Ulrike apprécia l’obstination du dragueur, en même temps qu’elle eut envie de s’amuser un peu avec lui comme ses chats le faisaient joyeusement avec une paire de chaussettes roulées en boule. Un café n’engageait à rien, après tout.
Ils traversèrent la pelouse jusqu’à l’Einstein Coffeeshop du Berliner Dom, où ils s’installèrent pour deviser tranquillement devant deux gobelets de café fumant.
— Vous semblez beaucoup aimer cette île, observa Jochen.
— Oui, en effet. J’ai la chance d’avoir des fenêtres dont la vue donne sur le dôme du Bode-Museum où je me rends d’ailleurs assez souvent pour rêver devant les sculptures et tous les trésors de l’art byzantin. En revanche, le Cabinet des médailles m’intéresse beaucoup moins.
Jochen avait conscience de devoir trouver un sujet de conversation dans lequel il serait plus à l’aise. Il ne pouvait continuer ainsi à s’essouffler derrière l’érudition passionnée et un peu pédante de cette femme qui l’attirait de plus en plus. Comment un ignare vient-il à bout d’une citadelle de culture ? se demandait-il.
Tandis qu’elle parlait, Ulrike avait pris le temps d’observer l’homme à la dérobée. Il était un peu plus âgé qu’elle, se laissait gagner par un embonpoint qui lui seyait tout à fait, donnant à sa silhouette quelque chose de rassurant. Elle préférait les rondeurs aux angles saillants, celles-ci étaient plus confortables dans les corps à corps, aussi se prit-elle à rêver d’une fin d’après-midi câline et décida-t-elle de prendre les choses en mains.

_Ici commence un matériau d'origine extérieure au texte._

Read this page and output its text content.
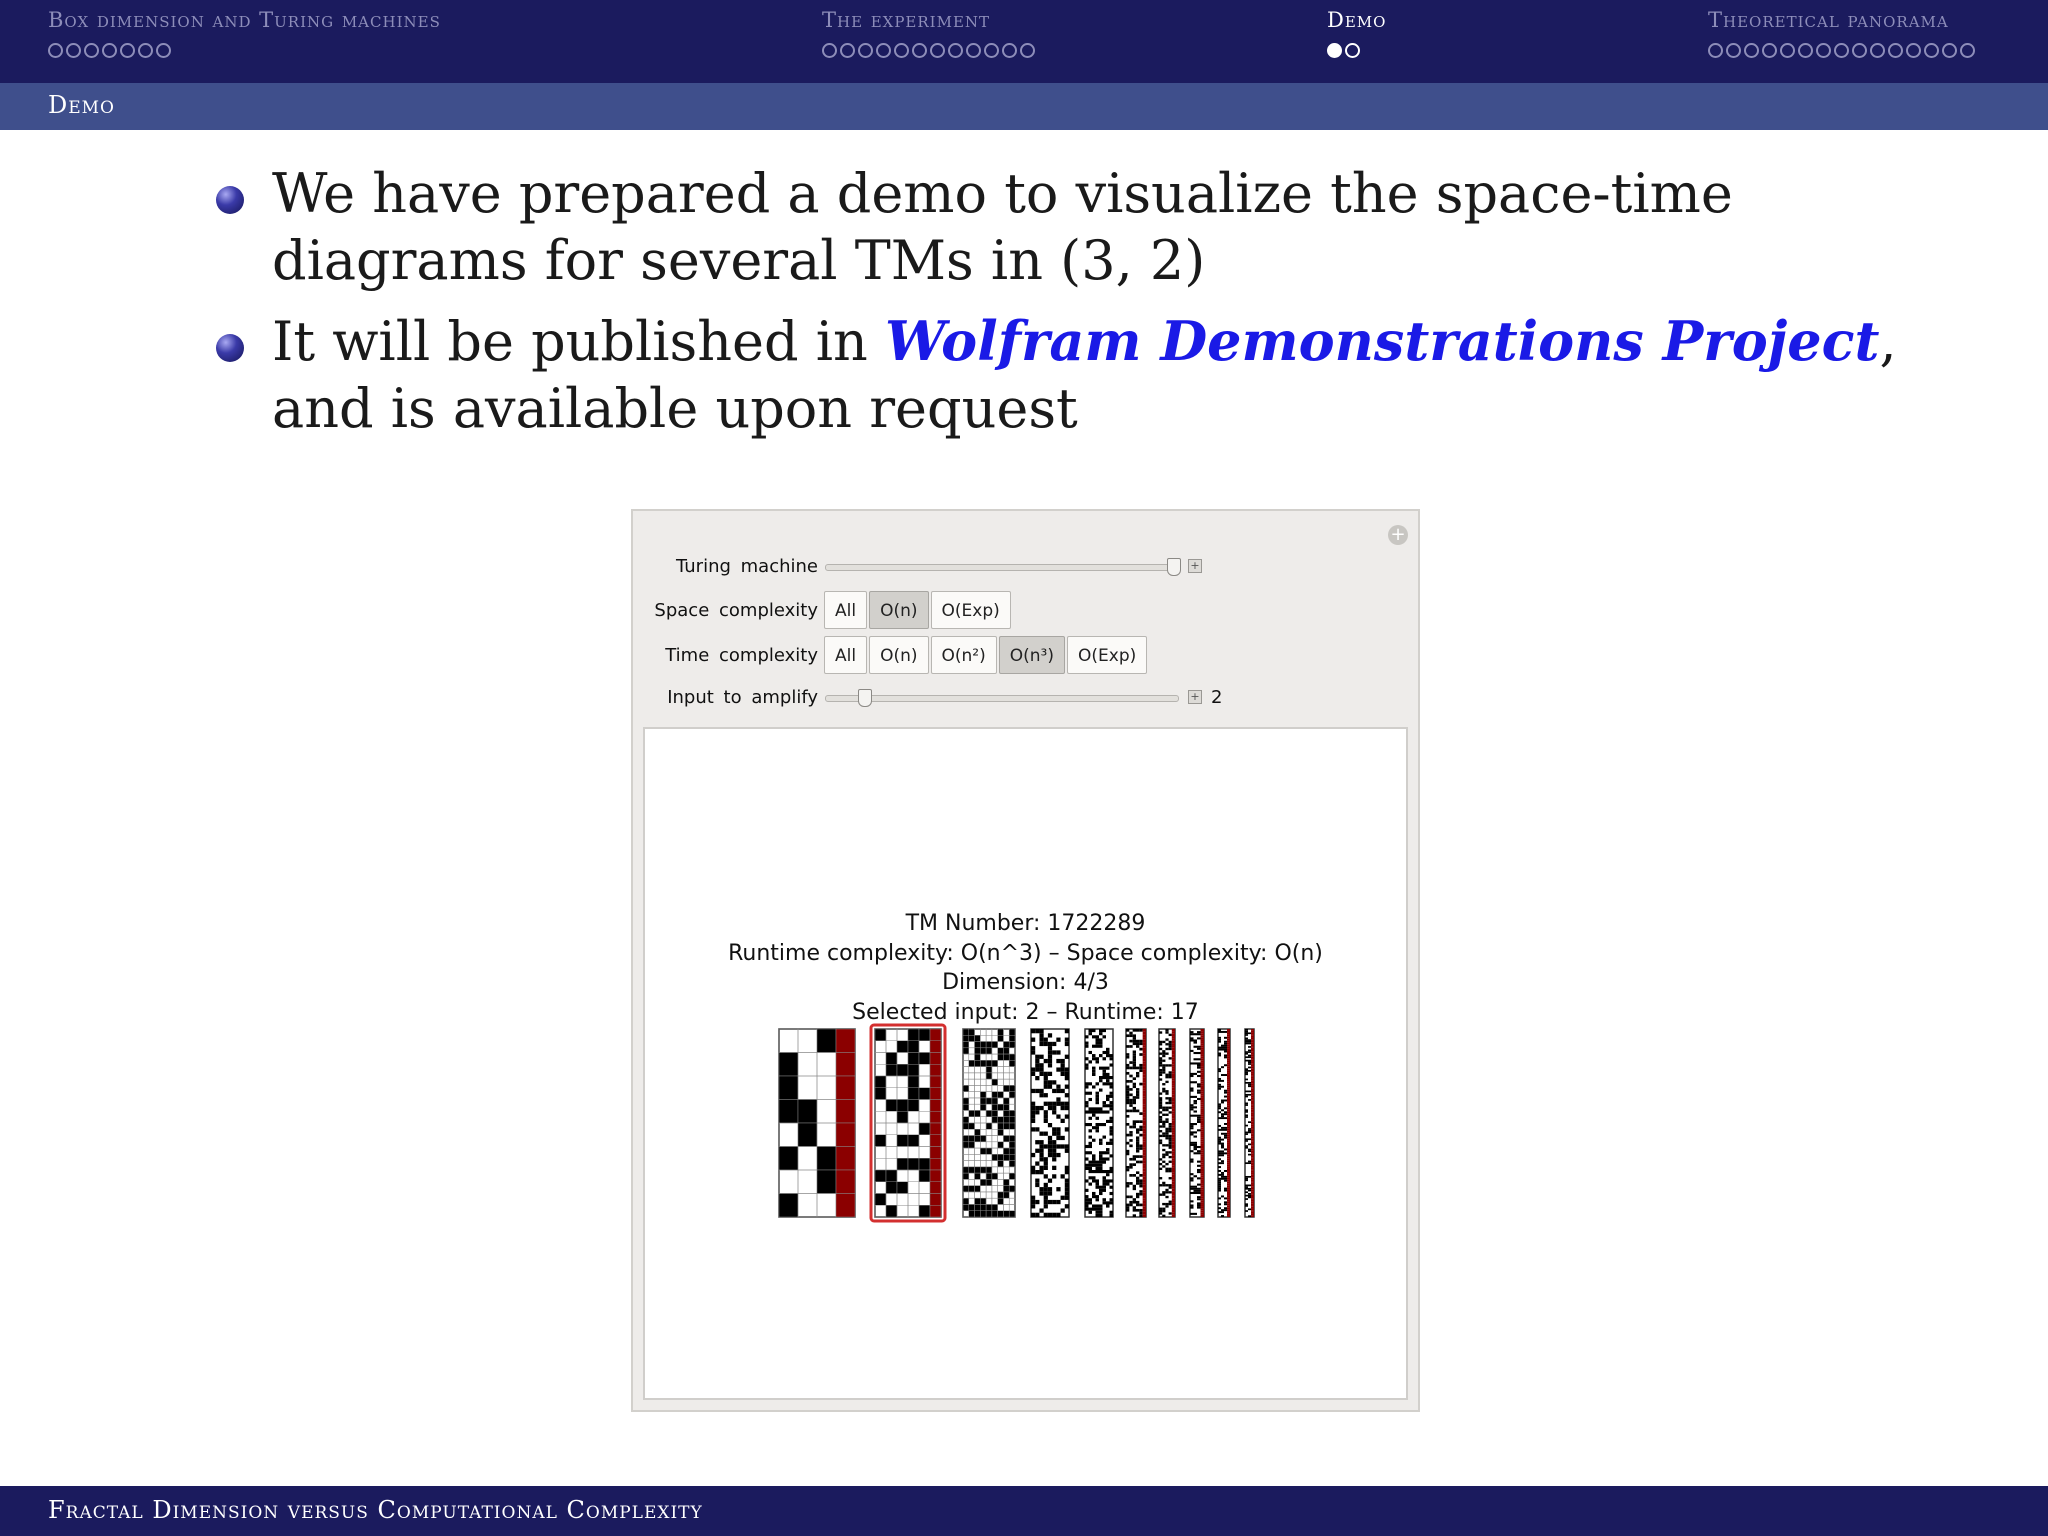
Box dimension and Turing machines	The experiment	Demo	Theoretical panorama
Demo
We have prepared a demo to visualize the space-time diagrams for several TMs in (3, 2)
It will be published in Wolfram Demonstrations Project, and is available upon request
+
Turing machine	+
Space complexity	All	O(n)	O(Exp)
Time complexity	All	O(n)	O(n²)	O(n³)	O(Exp)
Input to amplify	+ 2
TM Number: 1722289
Runtime complexity: O(n^3) – Space complexity: O(n)
Dimension: 4/3
Selected input: 2 – Runtime: 17
Fractal Dimension versus Computational Complexity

— Si nous allions poursuivre cette conversation chez moi ? proposa-t-elle. Le café y est meilleur et je vous montrerai cette fameuse vue de carte postale : la pointe de l’île fendant la Spree telle la proue d’un navire…
Jochen ne sut retenir le sourire fat de l’homme habitué à obtenir ce qu’il veut. Cela fouetta le désir d’Ulrike. Les machos ne lui déplaisaient pas ; s’ils étaient à la hauteur elle adorait se soumettre, s’ils n’y étaient pas elle prenait un plaisir intense à les briser.